Les associations peuvent adresser à l’administration (Urssaf, Inspection du travail…) une demande de contrôle précisant les points qu’elles souhaitent voir vérifier. Les conclusions rendues par l’administration, dans un délai qui ne devrait pas excéder 1 an, lui sont alors opposables.  Ainsi, l’association qui recourt à des pratiques validées par l’administration ou qui les corrige conformément aux conclusions rendues ne peut pas, en principe, être sanctionnée. En outre, si le contrôle met à jour un non-respect de la législation, l’association peut alors faire jouer son droit à l’erreur.

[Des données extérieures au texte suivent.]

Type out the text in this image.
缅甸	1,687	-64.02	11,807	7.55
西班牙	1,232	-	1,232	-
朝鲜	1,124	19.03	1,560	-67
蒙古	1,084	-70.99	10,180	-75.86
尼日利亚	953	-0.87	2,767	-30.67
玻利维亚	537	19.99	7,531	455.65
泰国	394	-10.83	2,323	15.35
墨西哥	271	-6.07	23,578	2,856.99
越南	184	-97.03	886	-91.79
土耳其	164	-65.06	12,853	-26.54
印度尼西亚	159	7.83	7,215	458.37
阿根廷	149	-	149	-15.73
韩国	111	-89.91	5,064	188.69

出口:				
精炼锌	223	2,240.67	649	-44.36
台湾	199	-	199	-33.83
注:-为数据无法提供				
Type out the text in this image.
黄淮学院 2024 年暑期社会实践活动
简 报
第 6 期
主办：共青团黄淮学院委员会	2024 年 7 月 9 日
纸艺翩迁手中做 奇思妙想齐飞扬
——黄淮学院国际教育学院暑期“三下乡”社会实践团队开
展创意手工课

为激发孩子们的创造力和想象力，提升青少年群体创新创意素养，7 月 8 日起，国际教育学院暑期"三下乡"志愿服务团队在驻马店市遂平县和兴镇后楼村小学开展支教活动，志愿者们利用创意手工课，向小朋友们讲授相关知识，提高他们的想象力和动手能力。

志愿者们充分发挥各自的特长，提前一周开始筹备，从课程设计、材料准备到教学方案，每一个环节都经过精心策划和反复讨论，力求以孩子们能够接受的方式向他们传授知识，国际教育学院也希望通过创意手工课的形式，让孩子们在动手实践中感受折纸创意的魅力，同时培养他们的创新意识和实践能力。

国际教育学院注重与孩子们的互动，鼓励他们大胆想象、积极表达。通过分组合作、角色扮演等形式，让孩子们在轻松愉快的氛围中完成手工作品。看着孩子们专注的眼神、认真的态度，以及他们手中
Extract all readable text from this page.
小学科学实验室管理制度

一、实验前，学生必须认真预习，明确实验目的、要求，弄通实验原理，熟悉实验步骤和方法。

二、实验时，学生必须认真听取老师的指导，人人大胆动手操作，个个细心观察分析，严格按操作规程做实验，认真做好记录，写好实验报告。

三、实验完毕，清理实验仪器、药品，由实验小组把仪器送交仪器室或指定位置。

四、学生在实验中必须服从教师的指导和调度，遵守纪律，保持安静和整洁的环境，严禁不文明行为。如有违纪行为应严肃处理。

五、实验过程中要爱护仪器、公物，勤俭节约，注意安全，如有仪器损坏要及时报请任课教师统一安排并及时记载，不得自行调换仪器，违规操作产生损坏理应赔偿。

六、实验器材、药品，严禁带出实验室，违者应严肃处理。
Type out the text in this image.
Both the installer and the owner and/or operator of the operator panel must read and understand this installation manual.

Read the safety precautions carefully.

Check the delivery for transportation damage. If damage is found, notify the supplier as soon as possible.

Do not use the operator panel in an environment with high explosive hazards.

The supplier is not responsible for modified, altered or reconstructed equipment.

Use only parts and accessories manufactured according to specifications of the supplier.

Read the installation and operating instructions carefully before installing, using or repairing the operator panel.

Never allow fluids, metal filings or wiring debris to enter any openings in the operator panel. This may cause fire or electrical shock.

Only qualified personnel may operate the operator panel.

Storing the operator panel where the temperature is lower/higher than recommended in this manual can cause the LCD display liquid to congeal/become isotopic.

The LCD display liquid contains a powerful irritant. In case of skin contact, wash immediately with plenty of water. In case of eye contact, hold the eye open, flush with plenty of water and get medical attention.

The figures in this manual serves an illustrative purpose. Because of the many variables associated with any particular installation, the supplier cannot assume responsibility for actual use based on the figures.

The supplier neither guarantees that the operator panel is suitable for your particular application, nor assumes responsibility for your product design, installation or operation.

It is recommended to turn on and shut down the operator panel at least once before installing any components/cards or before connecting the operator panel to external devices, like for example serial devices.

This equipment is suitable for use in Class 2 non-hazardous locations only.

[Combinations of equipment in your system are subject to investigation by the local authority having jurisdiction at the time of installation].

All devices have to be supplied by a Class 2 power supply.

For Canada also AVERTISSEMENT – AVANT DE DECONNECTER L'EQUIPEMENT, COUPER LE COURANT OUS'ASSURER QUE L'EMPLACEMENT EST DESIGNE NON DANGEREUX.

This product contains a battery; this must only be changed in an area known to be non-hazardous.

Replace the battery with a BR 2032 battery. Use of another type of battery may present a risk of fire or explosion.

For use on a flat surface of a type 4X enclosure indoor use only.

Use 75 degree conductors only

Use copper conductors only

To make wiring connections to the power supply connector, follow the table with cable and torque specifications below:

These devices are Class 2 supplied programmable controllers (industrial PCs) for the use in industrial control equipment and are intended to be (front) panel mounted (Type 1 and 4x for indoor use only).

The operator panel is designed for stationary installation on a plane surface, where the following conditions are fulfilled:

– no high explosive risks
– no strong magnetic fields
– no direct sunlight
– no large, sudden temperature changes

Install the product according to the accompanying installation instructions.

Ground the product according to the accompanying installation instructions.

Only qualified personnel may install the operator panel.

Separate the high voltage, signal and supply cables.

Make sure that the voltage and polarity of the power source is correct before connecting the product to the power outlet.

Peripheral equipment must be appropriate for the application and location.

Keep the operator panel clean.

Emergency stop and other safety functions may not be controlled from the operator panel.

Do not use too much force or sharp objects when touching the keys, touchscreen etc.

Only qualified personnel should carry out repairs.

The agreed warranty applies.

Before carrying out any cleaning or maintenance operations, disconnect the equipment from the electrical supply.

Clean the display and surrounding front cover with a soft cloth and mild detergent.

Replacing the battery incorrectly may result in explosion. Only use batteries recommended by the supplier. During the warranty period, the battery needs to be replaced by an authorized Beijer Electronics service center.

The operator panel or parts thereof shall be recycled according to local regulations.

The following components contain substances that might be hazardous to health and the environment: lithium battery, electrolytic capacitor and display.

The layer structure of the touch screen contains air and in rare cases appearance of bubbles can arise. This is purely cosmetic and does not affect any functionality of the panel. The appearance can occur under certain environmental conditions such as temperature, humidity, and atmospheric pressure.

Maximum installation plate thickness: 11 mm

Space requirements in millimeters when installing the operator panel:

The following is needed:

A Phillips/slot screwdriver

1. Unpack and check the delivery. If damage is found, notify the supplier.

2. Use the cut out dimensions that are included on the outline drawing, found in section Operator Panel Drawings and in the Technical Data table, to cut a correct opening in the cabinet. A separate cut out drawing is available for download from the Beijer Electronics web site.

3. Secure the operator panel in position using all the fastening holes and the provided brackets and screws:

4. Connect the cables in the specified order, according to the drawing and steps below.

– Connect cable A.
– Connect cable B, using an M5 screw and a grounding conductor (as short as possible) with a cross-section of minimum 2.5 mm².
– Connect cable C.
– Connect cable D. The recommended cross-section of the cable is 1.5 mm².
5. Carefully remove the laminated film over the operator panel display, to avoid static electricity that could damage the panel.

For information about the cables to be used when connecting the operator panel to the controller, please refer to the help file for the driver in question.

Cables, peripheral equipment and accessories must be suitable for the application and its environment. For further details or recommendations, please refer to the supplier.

 La Direcct peut à présent notifier un avertissement en lieu et place d’une amende à l’association qui commet certaines effractions (non-respect du salaire minimum, par exemple). Pour choisir entre ces deux mesures, elle prend en compte les circonstances et la gravité du manquement, le comportement de l’employeur, notamment sa bonne foi, ainsi que ses ressources et ses charges. En cas de réitération du même manquement dans l’année qui suit, l’association risque une amende majorée pouvant atteindre 6 000 € par salarié concerné.

Loi n° 2018-757 du 10 août 2018, JO du 11

Source La Revue Association n° 81, octobre 2018.